American Airlines was the first airline with a paperless cockpit, and now American’s cabins are also paperless. The airline is the first mainline carrier to provide flight attendants with electronic manuals, accessible through a handheld tablet.
“The accessibility and functionality that the tablet provides our flight attendants will greatly improve their work environment,” said Hector Adler, vice president of Flight Service for American Airlines.
“The tablet allows us to reduce our dependency on paper products and to share important safety information with our flight attendants more quickly. This is a very exciting and important milestone for all of us at American as we modernize our processes and provide our employees with the best tools to do their job, and provide better service to our customers.”
American no longer relies on printing and shipping updates for flight attendant manuals, saving the company $300,000 annually. As a result, flight attendants can now update their manuals in a matter of minutes and search for items in seconds, improving work efficiencies. Switching to the lightweight 5.3-inch Samsung tablet from the nearly 5-lb. paper manual will save the company nearly $650,000 in fuel annually based on current fuel prices.
The tablets also will help reduce the amount of carbon dioxide emissions by 2100 metric tons – or 4.6 million pounds annually.

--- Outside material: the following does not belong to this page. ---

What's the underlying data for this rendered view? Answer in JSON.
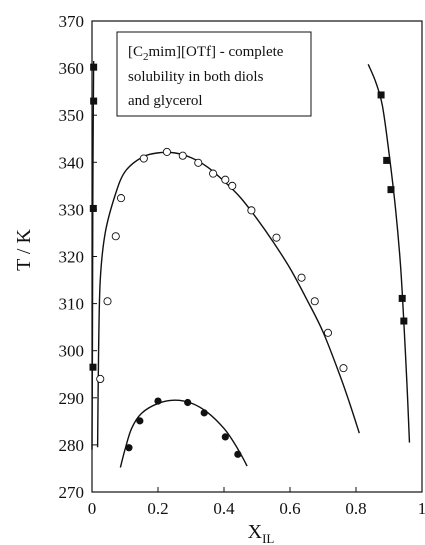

American’s flight attendants began using eManuals exclusively on Sept. 1, after a six-month test-evaluation period, with oversight from the FAA. In addition to the manual, the tablet provides real-time updates to flight attendants about premium customers, special meals, connection gates, special services and other information.
American’s first flight attendant training class that trained solely on the tablet will graduate in October. The eManuals will roll out to US Airways flight attendants after the two carriers achieve a Single Operating Certificate, planned for mid-2015.
American’s pilots were the first to use an Electronic Flight Bag through all phases of flight. The 1.2 pound iPad replaced a 35-pound kitbag, cutting the risk of injury and saving an estimated $1.2 million of fuel annually.